For the past 30 or so years, the editors of Remodeling Magazine have compiled data from across the country to create estimates of what home remodeling projects cost in various markets—in our case, Greater Boston—and what the immediate recouped value of that remodel will be. The data is presented in their Cost versus Value Report.

Like most report readers, we skipped right to the last page to see both the estimated cost of a remodel and how much of the cost will be recouped immediately. We like to share this report with prospective customers before we provide an estimate, so they can see what average renovations cost in the Boston area and beyond. 

A couple of trends are notable in the Greater Boston area. As is expected for quick ROI, high visibility improvements with “curbside appeal” have topped the list for the past few years including garage door and entry door replacements as well as new siding. One number that seems off to us is HVAC conversion/electrification, with an estimated cost of about $20,000, according to the report. A whole house HVAC system is considerably more than this, but state rebates, tax incentives, zero interest loans, and energy savings bring the effective cost down. So while the report is very helpful to get an estimated cost for home improvements or for investors looking to buy and flip a home, in our opinion it misses the mark when it comes to evaluating the value of many popular home remodeling investments.

It is safe to say that if you are looking to flip a house, steveworks is not for you. For each project, we are focused on value rather than a quick ROI. Our strengths lie in using energy efficient building technologies, improving air quality, and incorporating universal design principles to create a more comfortable, healthy, and functional space that can provide value over time and meet your family’s changing needs. For this green home remodeling project in Newton, we did a whole-house building envelope remodel. A new roof, new siding with an air barrier and rain screen, and new double-hung windows made for a tight home. We converted to heat pumps, which are 2.5 to 3 times more efficient than fossil fuels, significantly decreasing the house’s carbon footprint. These days, factory-painted siding comes with a warranty of 15 to 30 years (depending on the paint finish), and MassSave offers generous rebates on heat pumps. So this remodel will hold its value for years.

Will it cost less to renovate your home this year?
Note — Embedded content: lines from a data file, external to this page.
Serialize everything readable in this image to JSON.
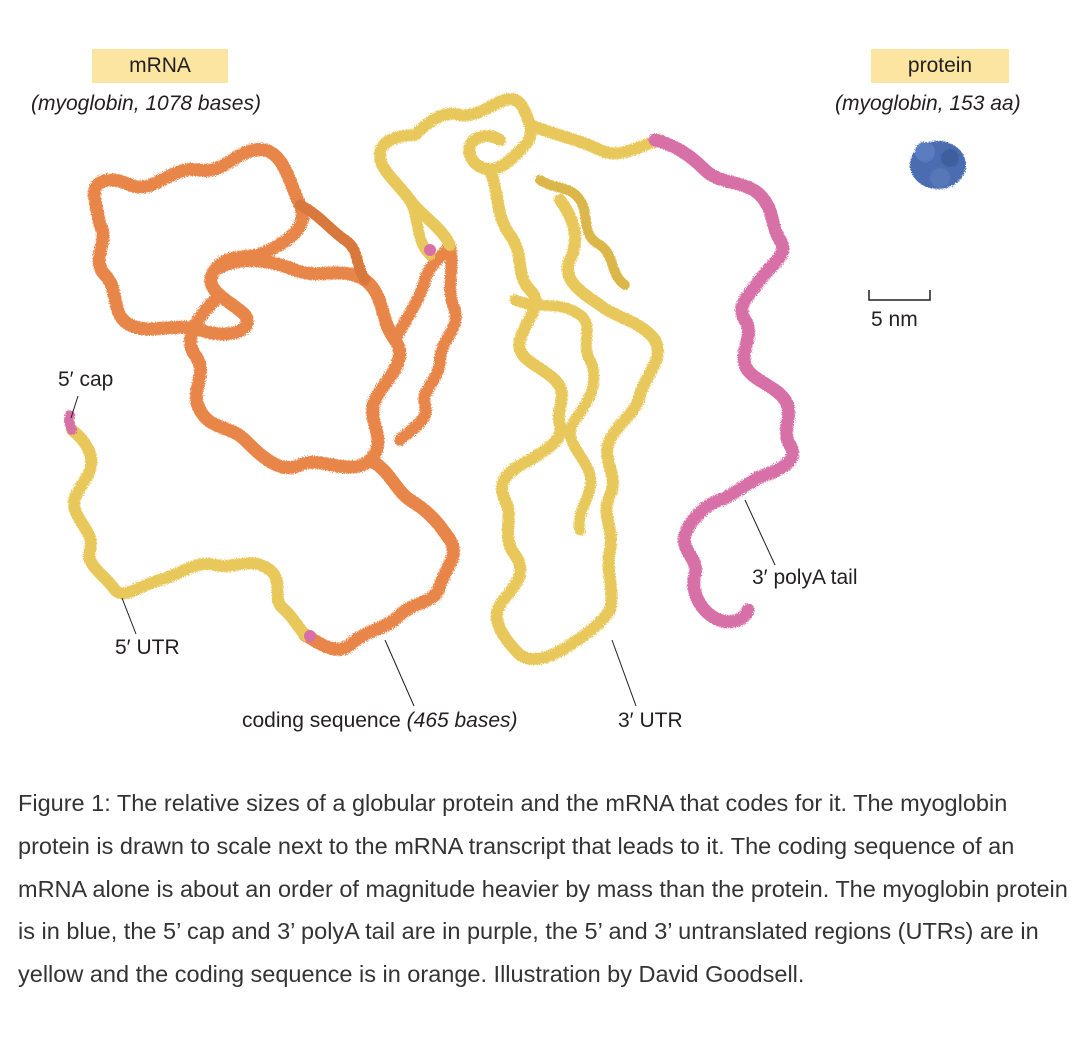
{
  "mrna": {
    "title": "mRNA",
    "subtitle": "(myoglobin, 1078 bases)"
  },
  "protein": {
    "title": "protein",
    "subtitle": "(myoglobin, 153 aa)"
  },
  "scale_bar": {
    "label": "5 nm"
  },
  "annotations": {
    "cap5": "5′ cap",
    "utr5": "5′ UTR",
    "coding": "coding sequence ",
    "coding_italic": "(465 bases)",
    "utr3": "3′ UTR",
    "polya": "3′ polyA tail"
  },
  "colors": {
    "coding": "#e8864a",
    "utr": "#e8c85a",
    "caps": "#d870a8",
    "protein": "#4a6db0",
    "label_box": "#fbe5a0"
  },
  "caption": "Figure 1: The relative sizes of a globular protein and the mRNA that codes for it. The myoglobin protein is drawn to scale next to the mRNA transcript that leads to it. The coding sequence of an mRNA alone is about an order of magnitude heavier by mass than the protein. The myoglobin protein is in blue, the 5’ cap and 3’ polyA tail are in purple, the 5’ and 3’ untranslated regions (UTRs) are in yellow and the coding sequence is in orange. Illustration by David Goodsell."
}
Not likely. While the price of materials has come down from its pandemic high, labor costs continue to rise with ongoing staffing shortages. For instance, major kitchen remodels in the 2023 report are estimated at $80,832–$169,019; in the 2024 report, they are estimated at $81,745–$167,699. It is similar with kitchen remodels, which had an estimated cost of $26,820–$81,080 in last year’s report and $26,453–$81,140 in this year’s.

Costs have stabilized and there are often generous incentives for electrifying your home and using energy efficient home improvements and building technologies. This, coupled with the lack of housing stock in our area, has many homeowners considering an addition, ADU, or attic-space conversion. We think it’s a great time to consider adding value to your current home by making it more functional, healthy, and energy efficient.